In line with the emerging appreciation for multiple-use water supply, the first aim of the project is to generate a knowledge base. Existing multiple-use schemes in rural and peri-urban areas, including indigenous schemes, will be studied and literature will be reviewed in project years one and two. In the years three to five, new pilot multiple-use schemes, fully financed with five-year loans will be created and studied in a participatory way. The total number of schemes will be 25, which allows drawing generic conclusions on livelihood impacts; the financial, institutional, health, technical and sustainability aspects of managing multiple-use water schemes; needed support; and the critical factors in the policy and institutional environment that enable or block massive upscaling. Models, guidelines, and community-level planning tools on how to implement multiple-use schemes successfully will be derived from this knowledge base. The new schemes will directly benefit 3,000 poor women and men. These benefits will be documented and quantified.

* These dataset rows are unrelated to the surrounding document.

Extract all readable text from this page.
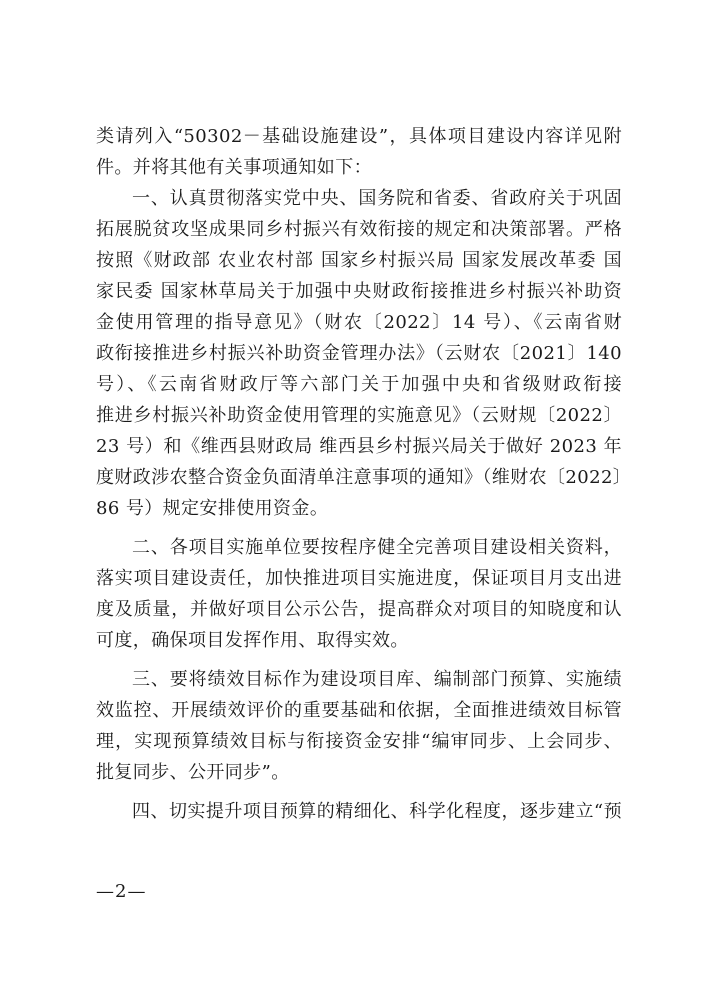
类请列入“50302－基础设施建设”，具体项目建设内容详见附
件。并将其他有关事项通知如下：
一、认真贯彻落实党中央、国务院和省委、省政府关于巩固
拓展脱贫攻坚成果同乡村振兴有效衔接的规定和决策部署。严格
按照《财政部 农业农村部 国家乡村振兴局 国家发展改革委 国
家民委 国家林草局关于加强中央财政衔接推进乡村振兴补助资
金使用管理的指导意见》（财农〔2022〕14 号）、《云南省财
政衔接推进乡村振兴补助资金管理办法》（云财农〔2021〕140
号）、《云南省财政厅等六部门关于加强中央和省级财政衔接
推进乡村振兴补助资金使用管理的实施意见》（云财规〔2022〕
23 号）和《维西县财政局 维西县乡村振兴局关于做好 2023 年
度财政涉农整合资金负面清单注意事项的通知》（维财农〔2022〕
86 号）规定安排使用资金。
二、各项目实施单位要按程序健全完善项目建设相关资料，
落实项目建设责任，加快推进项目实施进度，保证项目月支出进
度及质量，并做好项目公示公告，提高群众对项目的知晓度和认
可度，确保项目发挥作用、取得实效。
三、要将绩效目标作为建设项目库、编制部门预算、实施绩
效监控、开展绩效评价的重要基础和依据，全面推进绩效目标管
理，实现预算绩效目标与衔接资金安排“编审同步、上会同步、
批复同步、公开同步”。
四、切实提升项目预算的精细化、科学化程度，逐步建立“预
—2—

The second aim is to build capacity for upscaling among project partners, communities, professionals and policymakers at the local, national, and global level. Awareness raising will be achieved by disseminating the models, guidelines, planning tools, and a promotion video at the local, national, and global level. The capacity to study and implement multiple-use schemes will also be enhanced by developing curricula and training material for students and professionals. The project is unique in forging synergy across the conventional sectoral boundaries between the productive and domestic water sectors and between researchers and implementers. The project covers ten countries in five Challenge Program Benchmark Basins. A global Steering Committee of seven lead organizations (two CG centers, one global NGO, two NARES, and two ARIs) will engage in partnerships in each country with local ëchampioní NGOs, NARES, poor communities, and farmer networks committed to multiple-use water supply. Further, establishing national and global networks of project partners and other governmental and nongovernmental water sectors, development institutions, and financing agencies and donors will ensure broad information and awareness-raising and timely feedback and buy-in by key players.
The resulting global and national awareness of science-based and field-tested models, guidelines and tools for multiple-use schemes and the enhanced capacity to implement and study those schemes are expected to elicit their 100-fold upscaling within 5 years after this project.